Fly by helicopter to exclusive Wharekauhau Country Estate
One of New Zealand's most luxurious lodges, and a private bolt-hole for Prince William, the Duchess of Cambridge and Prince George during their 2014 New Zealand visit, Wharekauhau Country Estate is also a brilliant location for a special lunch. Private helicopter transfers take in views of Cook Strait, the South Island and downtown Wellington, before flying over the Rimutaka Range to Wharekauhau's remote location on Palliser Bay. Lunch is a relaxed exploration of five courses paired with a stellar wine list.
Explore pinot noir country in the Wairarapa
Based around the genteel rural towns of Martinborough, Featherston and Greytown, the Wairarapa wine-growing region north of Wellington is world-renowned for excellent pinot noir. Private tours in a luxury SUV explore the region's viticultural bounty, stopping for tastings at vineyards including Te Kairanga Wines and Palliser Estate, and also include visits to local artisan producers, Schoc Chocolates and C'est Cheese. The region's dining scene is touched upon with the opportunity to enjoy dishes at Everest Bistro & Cafe and the Union Square Bistro & Bar at the historic Martinborough Hotel.

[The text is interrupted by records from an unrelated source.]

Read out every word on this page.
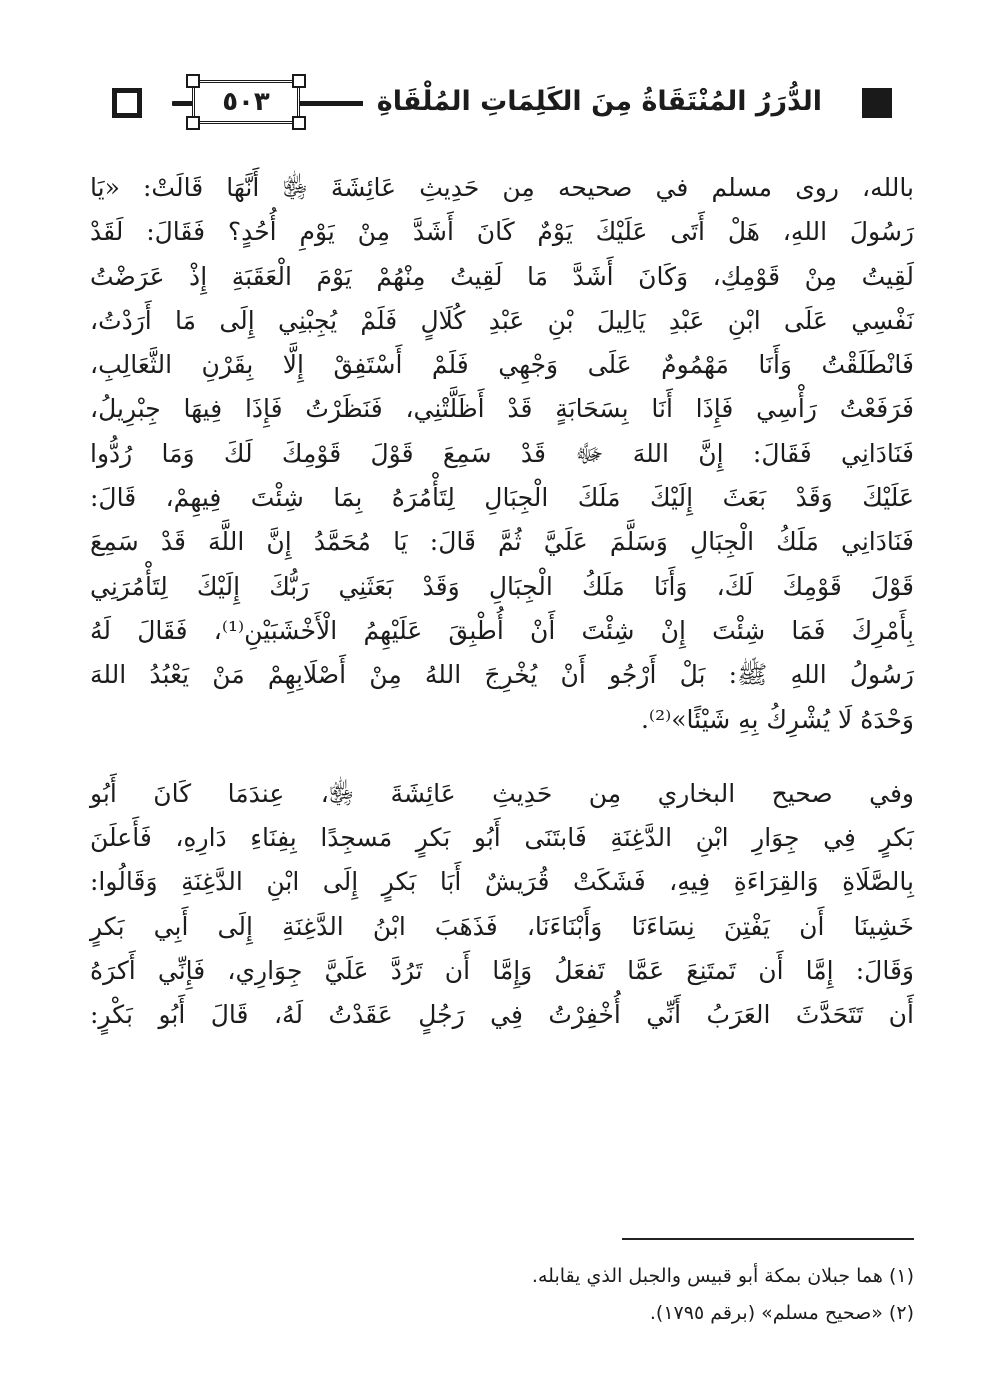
٥٠٣	الدُّرَرُ المُنْتَقَاةُ مِنَ الكَلِمَاتِ المُلْقَاةِ

بالله، روى مسلم في صحيحه مِن حَدِيثِ عَائِشَةَ ﵂ أَنَّهَا قَالَتْ: «يَا

رَسُولَ اللهِ، هَلْ أَتَى عَلَيْكَ يَوْمٌ كَانَ أَشَدَّ مِنْ يَوْمِ أُحُدٍ؟ فَقَالَ: لَقَدْ

لَقِيتُ مِنْ قَوْمِكِ، وَكَانَ أَشَدَّ مَا لَقِيتُ مِنْهُمْ يَوْمَ الْعَقَبَةِ إِذْ عَرَضْتُ

نَفْسِي عَلَى ابْنِ عَبْدِ يَالِيلَ بْنِ عَبْدِ كُلَالٍ فَلَمْ يُجِبْنِي إِلَى مَا أَرَدْتُ،

فَانْطَلَقْتُ وَأَنَا مَهْمُومٌ عَلَى وَجْهِي فَلَمْ أَسْتَفِقْ إِلَّا بِقَرْنِ الثَّعَالِبِ،

فَرَفَعْتُ رَأْسِي فَإِذَا أَنَا بِسَحَابَةٍ قَدْ أَظَلَّتْنِي، فَنَظَرْتُ فَإِذَا فِيهَا جِبْرِيلُ،

فَنَادَانِي فَقَالَ: إِنَّ اللهَ ﷻ قَدْ سَمِعَ قَوْلَ قَوْمِكَ لَكَ وَمَا رُدُّوا

عَلَيْكَ وَقَدْ بَعَثَ إِلَيْكَ مَلَكَ الْجِبَالِ لِتَأْمُرَهُ بِمَا شِئْتَ فِيهِمْ، قَالَ:

فَنَادَانِي مَلَكُ الْجِبَالِ وَسَلَّمَ عَلَيَّ ثُمَّ قَالَ: يَا مُحَمَّدُ إِنَّ اللَّهَ قَدْ سَمِعَ

قَوْلَ قَوْمِكَ لَكَ، وَأَنَا مَلَكُ الْجِبَالِ وَقَدْ بَعَثَنِي رَبُّكَ إِلَيْكَ لِتَأْمُرَنِي

بِأَمْرِكَ فَمَا شِئْتَ إِنْ شِئْتَ أَنْ أُطْبِقَ عَلَيْهِمُ الْأَخْشَبَيْنِ⁽¹⁾، فَقَالَ لَهُ

رَسُولُ اللهِ ﷺ: بَلْ أَرْجُو أَنْ يُخْرِجَ اللهُ مِنْ أَصْلَابِهِمْ مَنْ يَعْبُدُ اللهَ

وَحْدَهُ لَا يُشْرِكُ بِهِ شَيْئًا»⁽²⁾.

وفي صحيح البخاري مِن حَدِيثِ عَائِشَةَ ﵂، عِندَمَا كَانَ أَبُو

بَكرٍ فِي جِوَارِ ابْنِ الدَّغِنَةِ فَابتَنَى أَبُو بَكرٍ مَسجِدًا بِفِنَاءِ دَارِهِ، فَأَعلَنَ

بِالصَّلَاةِ وَالقِرَاءَةِ فِيهِ، فَشَكَتْ قُرَيشٌ أَبَا بَكرٍ إِلَى ابْنِ الدَّغِنَةِ وَقَالُوا:

خَشِينَا أَن يَفْتِنَ نِسَاءَنَا وَأَبْنَاءَنَا، فَذَهَبَ ابْنُ الدَّغِنَةِ إِلَى أَبِي بَكرٍ

وَقَالَ: إِمَّا أَن تَمتَنِعَ عَمَّا تَفعَلُ وَإِمَّا أَن تَرُدَّ عَلَيَّ جِوَارِي، فَإِنِّي أَكرَهُ

أَن تَتَحَدَّثَ العَرَبُ أَنِّي أُخْفِرْتُ فِي رَجُلٍ عَقَدْتُ لَهُ، قَالَ أَبُو بَكْرٍ:

(١) هما جبلان بمكة أبو قبيس والجبل الذي يقابله.

(٢) «صحيح مسلم» (برقم ١٧٩٥).
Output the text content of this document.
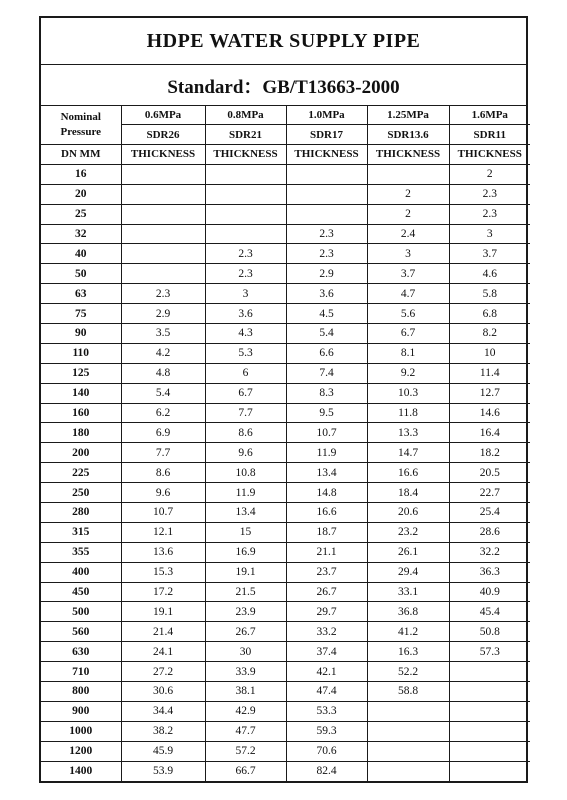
HDPE WATER SUPPLY PIPE
Standard：GB/T13663-2000
Nominal
Pressure	0.6MPa	0.8MPa	1.0MPa	1.25MPa	1.6MPa
	SDR26	SDR21	SDR17	SDR13.6	SDR11
DN MM	THICKNESS	THICKNESS	THICKNESS	THICKNESS	THICKNESS
16					2
20				2	2.3
25				2	2.3
32			2.3	2.4	3
40		2.3	2.3	3	3.7
50		2.3	2.9	3.7	4.6
63	2.3	3	3.6	4.7	5.8
75	2.9	3.6	4.5	5.6	6.8
90	3.5	4.3	5.4	6.7	8.2
110	4.2	5.3	6.6	8.1	10
125	4.8	6	7.4	9.2	11.4
140	5.4	6.7	8.3	10.3	12.7
160	6.2	7.7	9.5	11.8	14.6
180	6.9	8.6	10.7	13.3	16.4
200	7.7	9.6	11.9	14.7	18.2
225	8.6	10.8	13.4	16.6	20.5
250	9.6	11.9	14.8	18.4	22.7
280	10.7	13.4	16.6	20.6	25.4
315	12.1	15	18.7	23.2	28.6
355	13.6	16.9	21.1	26.1	32.2
400	15.3	19.1	23.7	29.4	36.3
450	17.2	21.5	26.7	33.1	40.9
500	19.1	23.9	29.7	36.8	45.4
560	21.4	26.7	33.2	41.2	50.8
630	24.1	30	37.4	16.3	57.3
710	27.2	33.9	42.1	52.2	
800	30.6	38.1	47.4	58.8	
900	34.4	42.9	53.3		
1000	38.2	47.7	59.3		
1200	45.9	57.2	70.6		
1400	53.9	66.7	82.4		
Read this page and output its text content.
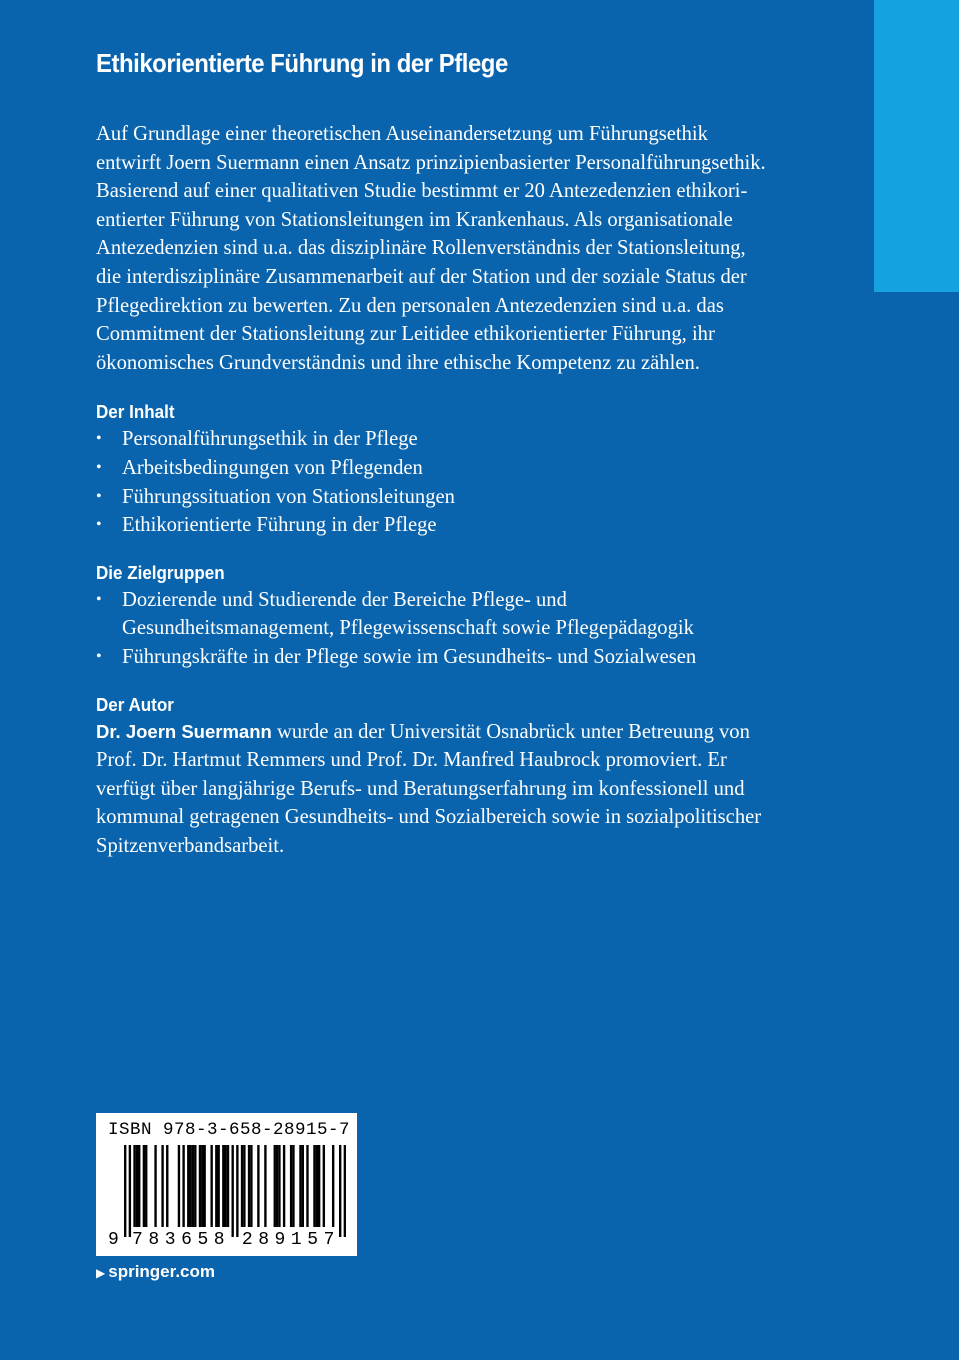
Ethikorientierte Führung in der Pflege

Auf Grundlage einer theoretischen Auseinandersetzung um Führungsethik
entwirft Joern Suermann einen Ansatz prinzipienbasierter Personalführungsethik.
Basierend auf einer qualitativen Studie bestimmt er 20 Antezedenzien ethikori-
entierter Führung von Stationsleitungen im Krankenhaus. Als organisationale
Antezedenzien sind u.a. das disziplinäre Rollenverständnis der Stationsleitung,
die interdisziplinäre Zusammenarbeit auf der Station und der soziale Status der
Pflegedirektion zu bewerten. Zu den personalen Antezedenzien sind u.a. das
Commitment der Stationsleitung zur Leitidee ethikorientierter Führung, ihr
ökonomisches Grundverständnis und ihre ethische Kompetenz zu zählen.

Der Inhalt
• Personalführungsethik in der Pflege
• Arbeitsbedingungen von Pflegenden
• Führungssituation von Stationsleitungen
• Ethikorientierte Führung in der Pflege
Die Zielgruppen
• Dozierende und Studierende der Bereiche Pflege- und
Gesundheitsmanagement, Pflegewissenschaft sowie Pflegepädagogik
• Führungskräfte in der Pflege sowie im Gesundheits- und Sozialwesen
Der Autor

Dr. Joern Suermann wurde an der Universität Osnabrück unter Betreuung von
Prof. Dr. Hartmut Remmers und Prof. Dr. Manfred Haubrock promoviert. Er
verfügt über langjährige Berufs- und Beratungserfahrung im konfessionell und
kommunal getragenen Gesundheits- und Sozialbereich sowie in sozialpolitischer
Spitzenverbandsarbeit.

ISBN 978-3-658-28915-7
9 7 8 3 6 5 8 2 8 9 1 5 7
▶ springer.com
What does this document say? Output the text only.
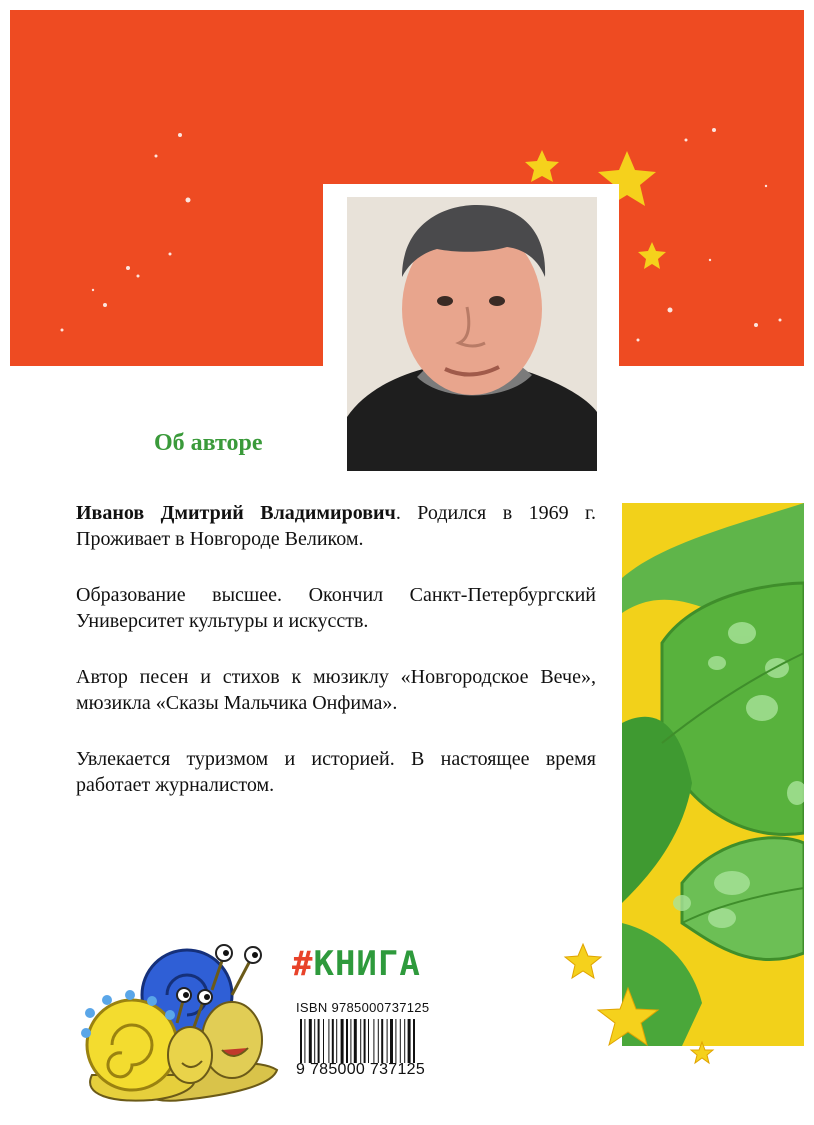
Об авторе

Иванов Дмитрий Владимирович. Родился в 1969 г. Проживает в Новгороде Великом.

Образование высшее. Окончил Санкт-Петербургский Университет культуры и искусств.

Автор песен и стихов к мюзиклу «Новгородское Вече», мюзикла «Сказы Мальчика Онфима».

Увлекается туризмом и историей. В настоящее время работает журналистом.

#КНИГА
ISBN 9785000737125
9 785000 737125
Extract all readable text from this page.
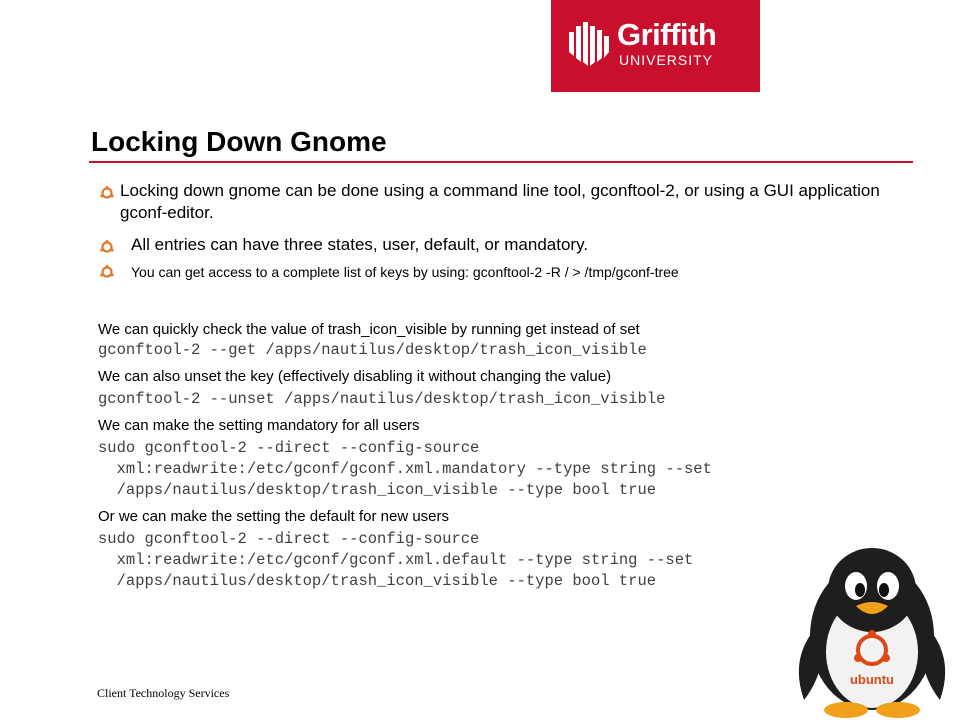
Griffith
UNIVERSITY
Locking Down Gnome
Locking down gnome can be done using a command line tool, gconftool-2, or using a GUI application gconf-editor.
All entries can have three states, user, default, or mandatory.
You can get access to a complete list of keys by using: gconftool-2 -R / > /tmp/gconf-tree

We can quickly check the value of trash_icon_visible by running get instead of set

gconftool-2 --get /apps/nautilus/desktop/trash_icon_visible

We can also unset the key (effectively disabling it without changing the value)

gconftool-2 --unset /apps/nautilus/desktop/trash_icon_visible

We can make the setting mandatory for all users

sudo gconftool-2 --direct --config-source
xml:readwrite:/etc/gconf/gconf.xml.mandatory --type string --set
/apps/nautilus/desktop/trash_icon_visible --type bool true

Or we can make the setting the default for new users

sudo gconftool-2 --direct --config-source
xml:readwrite:/etc/gconf/gconf.xml.default --type string --set
/apps/nautilus/desktop/trash_icon_visible --type bool true

ubuntu
Client Technology Services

Innovative degustation dining at Hiakai
After a successful career in New York, chef Monique Fiso returned to New Zealand to open Hiakai in 2019. With a focus on harnessing indigenous forest herbs like kawakawa and horopito, the restaurant's ethos of 'inspired by the land, sea, and people of Aotearoa' is a unique reflection of New Zealand cuisine. Fiso's family background is Māori-Samoan, and her degustation menus showcase Māori and Polynesian flavours in innovative dishes. Ingredients could include kina (sea urchin) or titi (muttonbird), and optional drinks menus are equally surprising. Booking well ahead is essential at this intimate 30-seat restaurant.